Sunday, May 31, 2009

Wire: US Army Redeploys the Body Count in PR War

Off the Wire

Off the Wire:

WASHINGTON, May 31, 2009 -- Newswire services reported this evening that body counts are back, reigniting the decades-old debate about whether victory in war can be judged by measuring the stack of enemy dead.

The Wall Street Journal noted that in recent months, the U.S. command in Afghanistan has begun publicizing every single enemy fighter killed in combat, the most detailed body counts the military has released since the practice fell into disrepute during the Vietnam War.

The Wall Street Journal reported the following details:
The practice has revealed deep divides in military circles over the value of keeping such a score in a war being waged not over turf, but over the allegiance of the Afghan people. Does it buck up the troops and the home front to let them know the enemy is suffering, too? Or does the focus on killing distract from the goals of generating legitimacy and economic development?

American commanders have detailed nearly 2,000 insurgent deaths in Afghanistan over the past 14 months. U.S. officers say they've embraced body counts to undermine insurgent propaganda, and stiffen the resolve of the American public.

"It's a concern that at home, the common perception is this war is being lost," says Lt. Col. Rumi Nielson-Green, spokeswoman for the 101st Airborne Division, which initiated the policy.

Still, the practice has led the U.S. into an impasse with military allies, who don't release body counts for fear it would prove politically unpalatable at home and counterproductive in Afghanistan.

"Recording an ongoing body count is hardly going to endear us to the people of Afghanistan," says British Royal Navy Capt.

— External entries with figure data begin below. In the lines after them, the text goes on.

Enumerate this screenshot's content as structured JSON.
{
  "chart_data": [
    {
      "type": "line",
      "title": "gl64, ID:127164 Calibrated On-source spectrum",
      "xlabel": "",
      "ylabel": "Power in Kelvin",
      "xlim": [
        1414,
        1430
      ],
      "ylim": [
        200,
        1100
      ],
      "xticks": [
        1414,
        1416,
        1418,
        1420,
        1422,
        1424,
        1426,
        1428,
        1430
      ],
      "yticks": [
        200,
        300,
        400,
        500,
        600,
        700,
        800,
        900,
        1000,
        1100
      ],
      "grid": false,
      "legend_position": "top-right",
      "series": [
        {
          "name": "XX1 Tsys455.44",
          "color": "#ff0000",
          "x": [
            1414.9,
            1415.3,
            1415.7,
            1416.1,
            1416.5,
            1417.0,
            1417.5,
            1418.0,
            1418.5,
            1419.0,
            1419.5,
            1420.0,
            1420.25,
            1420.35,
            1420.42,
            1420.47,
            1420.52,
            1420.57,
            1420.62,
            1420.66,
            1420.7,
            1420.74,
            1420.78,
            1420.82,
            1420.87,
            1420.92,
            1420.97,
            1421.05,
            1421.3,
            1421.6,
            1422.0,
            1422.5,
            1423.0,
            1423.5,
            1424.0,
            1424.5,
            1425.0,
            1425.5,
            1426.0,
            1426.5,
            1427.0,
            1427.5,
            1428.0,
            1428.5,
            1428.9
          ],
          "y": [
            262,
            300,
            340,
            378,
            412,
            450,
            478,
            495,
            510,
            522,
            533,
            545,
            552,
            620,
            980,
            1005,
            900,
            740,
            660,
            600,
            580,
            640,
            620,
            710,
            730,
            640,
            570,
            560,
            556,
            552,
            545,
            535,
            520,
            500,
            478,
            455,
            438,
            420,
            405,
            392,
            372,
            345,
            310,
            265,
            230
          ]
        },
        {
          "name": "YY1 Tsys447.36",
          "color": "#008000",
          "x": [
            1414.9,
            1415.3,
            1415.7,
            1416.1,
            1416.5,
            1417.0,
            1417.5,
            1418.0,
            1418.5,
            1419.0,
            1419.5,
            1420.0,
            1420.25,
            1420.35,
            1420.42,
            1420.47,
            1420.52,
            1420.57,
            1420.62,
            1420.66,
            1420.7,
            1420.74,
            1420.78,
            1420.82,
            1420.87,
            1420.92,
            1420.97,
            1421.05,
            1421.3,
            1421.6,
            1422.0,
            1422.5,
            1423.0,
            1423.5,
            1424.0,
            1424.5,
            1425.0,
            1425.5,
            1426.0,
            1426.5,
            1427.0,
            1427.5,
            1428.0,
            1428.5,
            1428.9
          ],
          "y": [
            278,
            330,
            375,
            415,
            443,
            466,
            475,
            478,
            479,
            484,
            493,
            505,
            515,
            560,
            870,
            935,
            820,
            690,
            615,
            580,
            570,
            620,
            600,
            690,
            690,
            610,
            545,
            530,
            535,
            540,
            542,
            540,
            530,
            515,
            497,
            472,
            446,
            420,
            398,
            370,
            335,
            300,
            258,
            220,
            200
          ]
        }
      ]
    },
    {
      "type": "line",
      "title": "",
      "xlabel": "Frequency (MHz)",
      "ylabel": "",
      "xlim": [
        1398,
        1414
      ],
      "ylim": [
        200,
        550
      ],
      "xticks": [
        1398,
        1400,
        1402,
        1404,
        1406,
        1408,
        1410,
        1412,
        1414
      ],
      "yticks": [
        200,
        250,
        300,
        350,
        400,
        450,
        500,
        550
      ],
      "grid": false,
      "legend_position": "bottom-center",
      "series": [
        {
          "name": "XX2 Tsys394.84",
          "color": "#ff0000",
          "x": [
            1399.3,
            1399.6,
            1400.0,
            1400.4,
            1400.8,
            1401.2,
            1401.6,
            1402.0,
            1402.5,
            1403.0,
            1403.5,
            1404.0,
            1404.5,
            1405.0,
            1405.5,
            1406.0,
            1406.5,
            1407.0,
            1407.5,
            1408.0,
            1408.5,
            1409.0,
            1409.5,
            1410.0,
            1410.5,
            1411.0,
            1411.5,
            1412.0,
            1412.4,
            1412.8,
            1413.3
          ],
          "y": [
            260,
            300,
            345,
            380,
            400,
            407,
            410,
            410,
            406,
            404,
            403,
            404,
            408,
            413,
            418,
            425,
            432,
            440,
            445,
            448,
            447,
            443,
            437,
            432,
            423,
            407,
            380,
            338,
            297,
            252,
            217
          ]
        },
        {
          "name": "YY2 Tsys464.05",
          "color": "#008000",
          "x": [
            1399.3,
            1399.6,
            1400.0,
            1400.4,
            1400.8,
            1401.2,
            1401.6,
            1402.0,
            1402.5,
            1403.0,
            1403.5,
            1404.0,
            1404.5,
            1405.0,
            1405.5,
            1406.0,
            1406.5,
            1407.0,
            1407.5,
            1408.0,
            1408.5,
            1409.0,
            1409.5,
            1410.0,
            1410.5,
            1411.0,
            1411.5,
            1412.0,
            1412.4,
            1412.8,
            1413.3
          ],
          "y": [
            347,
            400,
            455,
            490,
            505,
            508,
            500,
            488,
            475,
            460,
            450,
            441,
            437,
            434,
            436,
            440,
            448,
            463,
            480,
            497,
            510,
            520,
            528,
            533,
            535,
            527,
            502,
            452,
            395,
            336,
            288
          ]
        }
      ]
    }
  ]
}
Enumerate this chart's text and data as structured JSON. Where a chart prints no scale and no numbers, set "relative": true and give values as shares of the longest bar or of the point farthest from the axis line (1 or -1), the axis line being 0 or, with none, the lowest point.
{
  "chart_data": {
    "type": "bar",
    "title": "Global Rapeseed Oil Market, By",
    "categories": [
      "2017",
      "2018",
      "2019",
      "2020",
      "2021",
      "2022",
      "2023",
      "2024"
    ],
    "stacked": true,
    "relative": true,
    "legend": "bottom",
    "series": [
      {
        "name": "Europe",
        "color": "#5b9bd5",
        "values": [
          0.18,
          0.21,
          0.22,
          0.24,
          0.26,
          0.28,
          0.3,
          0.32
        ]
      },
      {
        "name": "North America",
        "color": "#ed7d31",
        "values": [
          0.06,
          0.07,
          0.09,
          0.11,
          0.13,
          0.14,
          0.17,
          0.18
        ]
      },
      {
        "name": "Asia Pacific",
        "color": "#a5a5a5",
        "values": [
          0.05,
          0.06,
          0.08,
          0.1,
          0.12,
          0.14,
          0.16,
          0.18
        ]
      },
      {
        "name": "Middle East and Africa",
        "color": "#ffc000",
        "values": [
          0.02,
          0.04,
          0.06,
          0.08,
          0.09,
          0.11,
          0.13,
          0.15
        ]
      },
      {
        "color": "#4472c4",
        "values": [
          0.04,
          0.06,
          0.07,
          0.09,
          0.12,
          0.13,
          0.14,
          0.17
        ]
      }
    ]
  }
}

Mark Durkin, spokesman for the 42-nation, NATO-led International Security Assistance Force in Afghanistan, or ISAF.

U.S. Army public-affairs officers routinely release body counts for fights involving the 17,000 special-operations troops, Air Force crew members and U.S. trainers in Afghanistan, a force led by an American general.

But ISAF -- which is led by the same American general -- almost never releases enemy-casualty figures for fights involving forces under its command, including French, British, Dutch and Canadian units, as well as roughly 24,000 U.S. troops wearing the ISAF patch.